— Мы становимся как бы лишними. — Дел посмотрел на нее с нежностью. Если он влюблен, как полагал Хэй, то ему можно позавидовать; по крайней мере отец ему завидовал, потому что его приязнь к Кларе никогда даже отдаленно не походила на любовь. Конечно, они с Кларой были старше, когда встретились, и мир был моложе, а брак сводился, главным образом, к наборам столового серебра и комплектам постельного белья, к новой родне, которую надлежало умилостивить, и, конечно, к деньгам.
— Что же задержало вас в этой зловещей конторе? — Хэю импонировала мысль о молодой женщине, издающей газету на презренной Маркет-плейс.

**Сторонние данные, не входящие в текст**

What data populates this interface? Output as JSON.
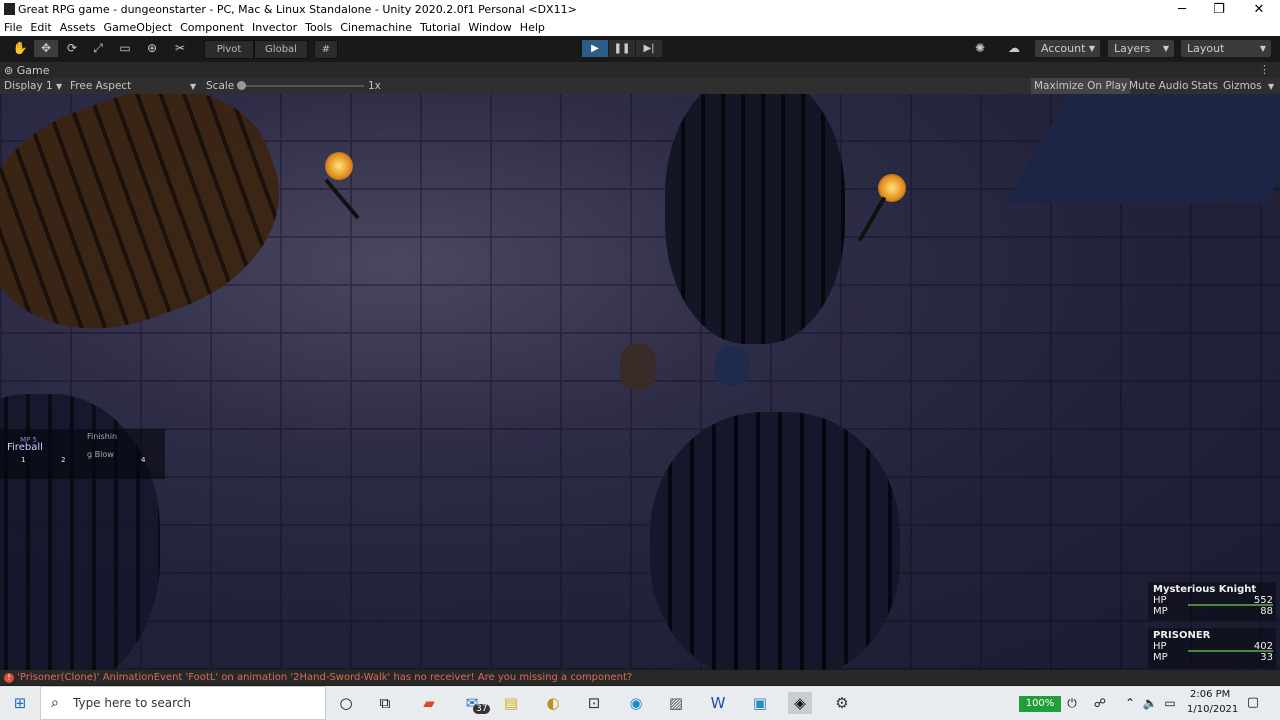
{
  "window": {
    "title": "Great RPG game - dungeonstarter - PC, Mac & Linux Standalone - Unity 2020.2.0f1 Personal <DX11>",
    "controls": [
      "─",
      "❐",
      "✕"
    ]
  },
  "menu": [
    "File",
    "Edit",
    "Assets",
    "GameObject",
    "Component",
    "Invector",
    "Tools",
    "Cinemachine",
    "Tutorial",
    "Window",
    "Help"
  ],
  "toolbar": {
    "pivot": "Pivot",
    "global": "Global",
    "account": "Account",
    "layers": "Layers",
    "layout": "Layout"
  },
  "game_view": {
    "tab": "Game",
    "display": "Display 1",
    "aspect": "Free Aspect",
    "scale_label": "Scale",
    "scale_value": "1x",
    "scale_fraction": 0.0,
    "maximize": "Maximize On Play",
    "mute": "Mute Audio",
    "stats": "Stats",
    "gizmos": "Gizmos"
  },
  "hud": {
    "skill_1": "Fireball",
    "skill_1_cost": "MP 5",
    "skill_1_key": "1",
    "skill_2_key": "2",
    "skill_3_line1": "Finishin",
    "skill_3_line2": "g Blow",
    "skill_4_key": "4",
    "party": [
      {
        "name": "Mysterious Knight",
        "hp_label": "HP",
        "hp": "552",
        "mp_label": "MP",
        "mp": "88"
      },
      {
        "name": "PRISONER",
        "hp_label": "HP",
        "hp": "402",
        "mp_label": "MP",
        "mp": "33"
      }
    ]
  },
  "console": {
    "error": "'Prisoner(Clone)' AnimationEvent 'FootL' on animation '2Hand-Sword-Walk' has no receiver! Are you missing a component?"
  },
  "taskbar": {
    "search_placeholder": "Type here to search",
    "mail_badge": "37",
    "battery": "100%",
    "time": "2:06 PM",
    "date": "1/10/2021"
  },
  "colors": {
    "play_active": "#2c5d87",
    "error": "#d86c54",
    "battery": "#1f9e3a"
  }
}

— Вы, — сказала Каролина, ее газельи глаза прямо смотрели на него. Ему вдруг пришла в голову дикая мысль, что это он, а не его сын помолвлен с этим необыкновенным созданием; на ее щеке, подобно прелестной мушке, красовалось изящное крохотное пятнышко типографской краски. Хэй мог судить, ибо провел часть своих юных лет среди типографских прессов.
— При чем здесь отец? — удивился Дел. Хэй с восторгом разглядывал кокетливую сине-черную точку на бледно-розовой щеке.
— Может быть, я расскажу после обеда? — Каролина попыталась слегка попятиться и наткнулась на Рута, направлявшегося к ним, чтобы поздороваться с Хэем.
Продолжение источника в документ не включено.